İçtiHub in a lawyer's day
Consider a concrete example. A lawyer faces a contentious contract dispute they are about to take on. In the past, this meant a search session that swallowed the morning. With İçtiHub, they describe the dispute in their own words; the system surfaces decisions with similar factual patterns, ties them to the relevant legislation, and shows — with sources — why each one is relevant.
Next, the lawyer feeds the opposing party's petition into the system. Document analysis extracts the legal arguments the petition rests on, identifies the articles it cites, and proposes starting points for counter-arguments. When it is time to draft the reply, smart templates let them begin from a draft already adapted to the context of the file.
Throughout this flow, the legal assistant stays at their side: it answers questions like 'is the current version of this decision still valid?' or 'was this article amended later?' with citations to sources. What is gained in the end is not just time, but a shift in the lawyer's mental energy — from mechanical searching to strategic thinking. That is the real promise of İçtiHub.
Where we are going
İçtiHub is not a finished product but a platform that keeps deepening. In the period ahead, our focus falls on three fronts: sharpening retrieval quality and semantic matching still further; feeding the legal corpus with broader sources and a stricter freshness guarantee; and strengthening the legal assistant's ability to follow multi-step, complex research questions from end to end.

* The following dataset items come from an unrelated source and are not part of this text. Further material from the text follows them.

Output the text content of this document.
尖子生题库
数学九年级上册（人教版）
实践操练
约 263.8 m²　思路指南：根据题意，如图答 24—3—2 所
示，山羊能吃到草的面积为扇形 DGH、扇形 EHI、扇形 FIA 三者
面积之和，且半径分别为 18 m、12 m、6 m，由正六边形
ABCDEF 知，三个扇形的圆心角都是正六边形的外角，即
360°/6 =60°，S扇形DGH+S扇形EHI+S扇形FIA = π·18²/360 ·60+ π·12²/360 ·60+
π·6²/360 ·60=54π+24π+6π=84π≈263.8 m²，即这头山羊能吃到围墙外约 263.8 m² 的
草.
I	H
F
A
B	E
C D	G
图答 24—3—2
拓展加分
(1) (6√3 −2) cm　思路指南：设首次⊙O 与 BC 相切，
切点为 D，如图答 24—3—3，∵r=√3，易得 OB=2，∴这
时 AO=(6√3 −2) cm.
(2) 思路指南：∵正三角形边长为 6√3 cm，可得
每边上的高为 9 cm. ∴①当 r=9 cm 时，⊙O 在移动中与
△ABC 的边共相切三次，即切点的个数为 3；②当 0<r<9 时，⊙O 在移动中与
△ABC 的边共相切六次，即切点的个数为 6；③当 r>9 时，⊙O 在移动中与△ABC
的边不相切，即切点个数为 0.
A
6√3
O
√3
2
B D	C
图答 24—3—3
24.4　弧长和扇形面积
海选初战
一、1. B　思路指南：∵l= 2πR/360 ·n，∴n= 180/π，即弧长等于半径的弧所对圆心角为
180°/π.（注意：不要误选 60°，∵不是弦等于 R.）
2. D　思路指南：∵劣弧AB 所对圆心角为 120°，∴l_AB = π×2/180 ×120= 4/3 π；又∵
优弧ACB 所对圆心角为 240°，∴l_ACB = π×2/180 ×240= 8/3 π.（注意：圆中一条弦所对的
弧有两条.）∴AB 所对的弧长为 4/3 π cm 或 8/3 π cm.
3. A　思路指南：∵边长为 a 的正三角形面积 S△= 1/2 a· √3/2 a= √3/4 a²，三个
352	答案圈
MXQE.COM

In a wider frame, we see this as a proving ground for Turkish-language AI. Every method we develop on the language of Turkish law inside İçtiHub — from handling agglutinative structure to domain-specific semantic representations and citation-preserving retrieval — is a general contribution to the field of Turkish natural language processing. At EcoFluxion, building our own product means building our own methods.
Our goal is ambitious but clear: to become the default starting point for legal research in Türkiye — the place a lawyer reflexively opens when a question arises. We intend to get there not through flashy promises, but through a product that works a little more accurately, a little faster and a little more reliably every day. The journey has begun, and its most exciting stretch lies ahead.